Proprio dalla loro concordia discors nasce la vitalità e lo slancio della nostra comune cultura europea. Il grande movimento, la grande rivoluzione pacifica dalla quale è nata la nuova Europa è stata sbrigativamente messa da parte. Non abbiamo avuto la riunificazione dell’Europa ma solo l’allargamento. Allargamento significa che la cultura consumistica e il materialismo volgare dell’occidente hanno inglobato i paesi ex comunisti. Non abbiamo bisogno di valori o di radici comuni per vivere insieme. Ci basta un vago umanitarismo e l’utile economico, l’interesse bene inteso e la regola di mercato. 
Per vivere l’Unione non ha bisogno di altro. Non solo i valori cristiani ma i valori in generale sono rimasti fuori dalla Costituzione. Invitata a dire cosa è e in che cosa crede l’Unione europea non è stata capace di definire la propria identità. Il Trattato di Lisbona ha messo una toppa e ha dettato alcune regole di funzionamento, l’Europa però è rimasta senz’anima. Abbiamo una moneta comune ma non abbiamo una statualità comune e nemmeno regole per un esercizio comune della sovranità che la sostenga. 

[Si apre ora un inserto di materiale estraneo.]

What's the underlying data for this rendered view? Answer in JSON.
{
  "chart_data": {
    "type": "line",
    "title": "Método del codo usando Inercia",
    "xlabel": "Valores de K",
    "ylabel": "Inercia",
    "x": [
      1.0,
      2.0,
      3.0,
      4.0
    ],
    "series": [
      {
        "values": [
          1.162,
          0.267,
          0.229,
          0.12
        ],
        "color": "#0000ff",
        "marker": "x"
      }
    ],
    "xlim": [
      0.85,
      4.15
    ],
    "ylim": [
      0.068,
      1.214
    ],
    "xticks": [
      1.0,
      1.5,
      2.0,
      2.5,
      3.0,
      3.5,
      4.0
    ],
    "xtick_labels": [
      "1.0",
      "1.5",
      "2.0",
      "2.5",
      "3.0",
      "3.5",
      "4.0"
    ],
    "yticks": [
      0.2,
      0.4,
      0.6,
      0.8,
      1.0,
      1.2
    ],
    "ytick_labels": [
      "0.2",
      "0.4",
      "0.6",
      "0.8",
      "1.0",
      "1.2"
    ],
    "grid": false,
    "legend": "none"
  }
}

Un’Europa fondata sul narcisismo e sull’egoismo presentati come diritti ha scoperto di essere fragile e in balia degli eventi. Avevamo bisogno di solidarietà ma non ne avevamo perché avevamo disabituato e diseducato i popoli alla solidarietà. Un’ondata di populismo si rivolge adesso contro questa Europa. 
Sono stato questa estate a Cirencester, all’undicesimo Vanenburg Meeting. Ho capito una cosa: i britannici sanno benissimo che la Gran Bretagna da sola non è in grado di navigare nelle acque tempestose del secolo XXI ma non sentono questa Europa come una patria. Preferiscono allora tornare alla vecchia Inghilterra che non può offrire né protezione né difesa ma in cui almeno si ha l’impressione di vivere in qualcosa che somiglia a una casa. Ma dobbiamo proprio scegliere fra un freddo impero burocratico e la calda illusione del ritorno a un passato che è ormai trascorso per sempre? 
La cattedra che abbiamo istituito vuole lanciare un grido di allarme, risuscitare una speranza, indicare un cammino. È possibile, è necessario tornare al grande progetto che abbiamo lasciato incompiuto. Bisogna ritrovare un linguaggio che parli all’anima delle nazioni convincendole che l’Europa non nasce dalla loro dissoluzione ma dal riconoscimento della origine comune. Vogliamo costruire un ponte fra cultura e politica, ritrovare la forma e l’anima che dà coerenza e vita alle istituzioni europee. Giovanni Paolo II non è stato solo il Papa dell’Europa. È stato il Papa della Chiesa universale. Lasciate che io oggi ricordi in modo particolare che è stato il Papa della America latina. In America latina non c’era il comunismo ma le dittature di sicurezza nazionale. Anche esse sono crollate senza sangue davanti a un grande movimento per la difesa dei diritti dell’uomo in cui decisiva è stata la presenza dei cattolici e la guida spirituale di Giovanni Paolo II. Nel suo pellegrinaggio a Puebla, nei primi mesi del suo pontificato, Giovanni Paolo II disse che l’America latina non aveva bisogno della rivoluzione comunista ma aveva bisogno di una rivoluzione della dignità dell’uomo e dei suoi diritti naturali, ispirata alla immagine cristiana della persona umana. Fra coloro che allora hanno iniziato questo cammino si è progressivamente affermata la guida di Jorge Mario Bergoglio, oggi Papa Francesco.